飲み屋の女でもなければ、昔の同級生でもないだろう。

(何故俺に手を振る?)

俺は、女に近づくのが怖かった…

得体の知れない恐怖が、女に近づくなと俺に忠告している。

しかし今日は違った。恐怖より好奇心の方が勝った。

人通りも多い昼間だという事もあるだろう。

とにかく、俺は女の所へ行き、俺に手を振る理由を聞き出す事にした。

向かいのホームに行くと、女はこちらを向いていた。

やはり俺に手を振っていたようだ。

俺は女に近づいて行ったのだが、近づくにつれ好奇心は再び恐怖に変わっていった…

女は、この世の者とは思えない青白い顔をしていたのだ…

そして、手を振っていたのではなく、俺を手招いていたのだ…

俺は金縛りにあったように、身動きが出来なくなった。

すると今度は、女の方から俺に近づいてきた…

そして黒く窪んだ目を俺に向け、低い声で話し出した…

「やっと来てくれた。

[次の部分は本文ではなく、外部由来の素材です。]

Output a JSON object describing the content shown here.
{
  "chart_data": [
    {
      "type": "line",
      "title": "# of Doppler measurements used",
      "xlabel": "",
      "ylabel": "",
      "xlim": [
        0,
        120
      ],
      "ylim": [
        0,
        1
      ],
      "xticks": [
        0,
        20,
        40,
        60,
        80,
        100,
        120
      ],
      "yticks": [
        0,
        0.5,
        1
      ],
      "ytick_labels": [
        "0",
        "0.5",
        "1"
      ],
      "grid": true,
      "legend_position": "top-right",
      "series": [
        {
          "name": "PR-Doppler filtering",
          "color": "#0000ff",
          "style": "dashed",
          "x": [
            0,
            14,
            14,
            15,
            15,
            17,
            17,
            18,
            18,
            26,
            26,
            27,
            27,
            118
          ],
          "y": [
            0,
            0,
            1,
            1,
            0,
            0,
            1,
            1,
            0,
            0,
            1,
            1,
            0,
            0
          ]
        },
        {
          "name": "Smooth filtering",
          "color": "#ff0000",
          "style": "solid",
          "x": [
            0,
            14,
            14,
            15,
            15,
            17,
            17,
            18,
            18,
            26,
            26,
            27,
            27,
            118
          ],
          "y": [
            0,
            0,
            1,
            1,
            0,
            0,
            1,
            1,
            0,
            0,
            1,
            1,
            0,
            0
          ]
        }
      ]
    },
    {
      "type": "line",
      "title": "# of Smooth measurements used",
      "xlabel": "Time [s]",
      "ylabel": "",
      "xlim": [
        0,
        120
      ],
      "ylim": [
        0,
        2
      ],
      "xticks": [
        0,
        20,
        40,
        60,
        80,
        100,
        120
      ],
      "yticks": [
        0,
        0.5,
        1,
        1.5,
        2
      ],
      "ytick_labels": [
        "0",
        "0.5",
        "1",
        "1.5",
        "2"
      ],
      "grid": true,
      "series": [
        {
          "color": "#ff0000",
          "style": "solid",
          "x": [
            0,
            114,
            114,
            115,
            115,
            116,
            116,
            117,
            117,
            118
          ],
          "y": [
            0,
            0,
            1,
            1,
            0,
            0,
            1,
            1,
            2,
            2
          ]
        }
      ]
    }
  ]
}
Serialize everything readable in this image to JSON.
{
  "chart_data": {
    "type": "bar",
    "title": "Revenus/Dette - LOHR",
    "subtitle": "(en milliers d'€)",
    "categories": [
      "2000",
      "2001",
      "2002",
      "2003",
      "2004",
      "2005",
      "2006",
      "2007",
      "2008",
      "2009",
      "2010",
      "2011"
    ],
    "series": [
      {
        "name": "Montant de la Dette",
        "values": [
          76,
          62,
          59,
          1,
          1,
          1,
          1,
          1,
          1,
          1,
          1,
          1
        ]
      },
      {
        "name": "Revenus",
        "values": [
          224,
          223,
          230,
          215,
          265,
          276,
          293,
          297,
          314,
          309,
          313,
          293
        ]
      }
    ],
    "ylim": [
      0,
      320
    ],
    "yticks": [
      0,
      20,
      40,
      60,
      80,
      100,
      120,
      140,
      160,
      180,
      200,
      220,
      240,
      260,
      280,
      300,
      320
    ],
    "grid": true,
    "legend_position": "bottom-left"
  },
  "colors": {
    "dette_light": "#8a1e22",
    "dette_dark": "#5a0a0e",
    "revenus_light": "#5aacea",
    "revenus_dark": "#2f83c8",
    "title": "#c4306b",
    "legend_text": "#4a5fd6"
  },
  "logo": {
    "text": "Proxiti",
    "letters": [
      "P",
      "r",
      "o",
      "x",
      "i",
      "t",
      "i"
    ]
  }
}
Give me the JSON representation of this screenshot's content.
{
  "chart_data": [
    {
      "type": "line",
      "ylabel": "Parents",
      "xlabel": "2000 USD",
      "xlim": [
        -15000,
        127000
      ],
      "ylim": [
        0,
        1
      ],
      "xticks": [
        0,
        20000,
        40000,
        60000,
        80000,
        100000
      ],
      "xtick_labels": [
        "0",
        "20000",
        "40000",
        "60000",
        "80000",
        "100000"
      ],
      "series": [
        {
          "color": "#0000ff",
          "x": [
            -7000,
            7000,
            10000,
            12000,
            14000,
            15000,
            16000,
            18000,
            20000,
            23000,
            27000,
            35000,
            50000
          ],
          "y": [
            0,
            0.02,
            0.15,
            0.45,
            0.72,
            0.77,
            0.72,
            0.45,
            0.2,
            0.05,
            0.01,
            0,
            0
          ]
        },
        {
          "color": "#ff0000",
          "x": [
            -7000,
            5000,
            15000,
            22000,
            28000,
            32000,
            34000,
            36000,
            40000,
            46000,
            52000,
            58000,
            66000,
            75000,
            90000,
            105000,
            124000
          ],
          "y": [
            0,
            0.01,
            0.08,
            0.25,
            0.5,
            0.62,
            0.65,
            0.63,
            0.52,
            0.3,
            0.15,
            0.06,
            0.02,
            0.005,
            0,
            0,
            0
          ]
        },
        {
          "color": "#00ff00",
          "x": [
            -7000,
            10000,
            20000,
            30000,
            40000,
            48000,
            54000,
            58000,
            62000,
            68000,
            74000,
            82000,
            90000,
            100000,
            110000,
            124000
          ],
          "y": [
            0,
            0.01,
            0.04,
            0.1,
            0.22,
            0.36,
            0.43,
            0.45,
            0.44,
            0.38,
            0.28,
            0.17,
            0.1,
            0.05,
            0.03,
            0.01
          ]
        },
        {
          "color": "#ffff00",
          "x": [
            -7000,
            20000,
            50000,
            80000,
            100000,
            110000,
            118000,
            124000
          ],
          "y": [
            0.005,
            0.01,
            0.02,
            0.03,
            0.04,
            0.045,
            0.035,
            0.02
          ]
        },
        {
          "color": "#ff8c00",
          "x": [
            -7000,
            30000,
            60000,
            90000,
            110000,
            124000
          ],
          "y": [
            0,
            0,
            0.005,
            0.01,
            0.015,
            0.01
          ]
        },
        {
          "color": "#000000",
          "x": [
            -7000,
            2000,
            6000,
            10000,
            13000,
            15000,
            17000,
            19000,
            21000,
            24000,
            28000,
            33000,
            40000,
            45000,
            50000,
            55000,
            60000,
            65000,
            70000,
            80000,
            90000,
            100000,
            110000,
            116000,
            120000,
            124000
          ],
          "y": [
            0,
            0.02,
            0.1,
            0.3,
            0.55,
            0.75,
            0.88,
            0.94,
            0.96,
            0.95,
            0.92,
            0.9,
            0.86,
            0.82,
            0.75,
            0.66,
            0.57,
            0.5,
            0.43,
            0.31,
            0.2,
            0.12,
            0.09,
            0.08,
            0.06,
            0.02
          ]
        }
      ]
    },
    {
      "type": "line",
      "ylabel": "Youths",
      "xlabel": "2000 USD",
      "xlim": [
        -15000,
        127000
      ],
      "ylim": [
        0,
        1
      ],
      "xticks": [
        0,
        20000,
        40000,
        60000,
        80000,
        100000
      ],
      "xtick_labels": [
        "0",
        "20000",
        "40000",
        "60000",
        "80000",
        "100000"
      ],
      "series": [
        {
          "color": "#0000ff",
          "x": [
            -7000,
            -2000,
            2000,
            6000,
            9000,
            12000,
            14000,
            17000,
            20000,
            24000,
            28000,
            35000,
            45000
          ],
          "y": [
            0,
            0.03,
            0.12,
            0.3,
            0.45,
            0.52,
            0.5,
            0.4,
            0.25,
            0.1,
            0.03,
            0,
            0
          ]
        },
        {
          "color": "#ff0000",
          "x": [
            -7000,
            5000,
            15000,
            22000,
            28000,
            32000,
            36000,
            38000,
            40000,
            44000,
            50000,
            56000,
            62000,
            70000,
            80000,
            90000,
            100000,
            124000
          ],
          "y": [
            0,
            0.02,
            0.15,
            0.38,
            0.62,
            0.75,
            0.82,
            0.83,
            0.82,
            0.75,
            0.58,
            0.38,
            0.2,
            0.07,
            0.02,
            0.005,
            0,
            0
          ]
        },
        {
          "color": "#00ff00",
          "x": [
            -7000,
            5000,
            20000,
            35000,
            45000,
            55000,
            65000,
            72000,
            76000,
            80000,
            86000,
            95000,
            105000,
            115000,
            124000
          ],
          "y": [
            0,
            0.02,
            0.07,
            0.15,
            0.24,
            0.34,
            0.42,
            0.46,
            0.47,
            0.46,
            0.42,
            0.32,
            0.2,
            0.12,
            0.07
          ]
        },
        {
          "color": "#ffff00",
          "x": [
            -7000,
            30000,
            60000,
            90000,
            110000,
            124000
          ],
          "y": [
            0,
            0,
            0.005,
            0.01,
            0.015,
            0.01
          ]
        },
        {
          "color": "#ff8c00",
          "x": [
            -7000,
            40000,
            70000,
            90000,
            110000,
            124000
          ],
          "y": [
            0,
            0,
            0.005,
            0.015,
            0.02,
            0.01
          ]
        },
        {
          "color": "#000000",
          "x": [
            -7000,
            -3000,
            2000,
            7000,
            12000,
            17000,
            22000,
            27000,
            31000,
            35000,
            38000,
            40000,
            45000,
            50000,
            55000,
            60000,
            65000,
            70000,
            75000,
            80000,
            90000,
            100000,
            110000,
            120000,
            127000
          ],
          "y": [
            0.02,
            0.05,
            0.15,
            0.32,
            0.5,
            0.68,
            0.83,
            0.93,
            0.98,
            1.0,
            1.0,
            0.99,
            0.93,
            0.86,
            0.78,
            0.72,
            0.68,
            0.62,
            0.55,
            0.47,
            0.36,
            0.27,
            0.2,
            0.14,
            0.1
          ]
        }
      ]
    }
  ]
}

全く…何ヵ月待たせるのよ!ふぅ、やっと交代できるわ。あっ…あなた気づいてないみたいだけど、あなたも半年くらい前に自殺してるのよ。向こうのホームでね。

自殺した人は、順番にこのホームに呼ばないといけないらしいの…次はあなたの番。

ほら、あのおじさん。あの人を呼んでね。

じゃあ、お先に…頑張ってね。」

俺は呆然として話を聞いていた。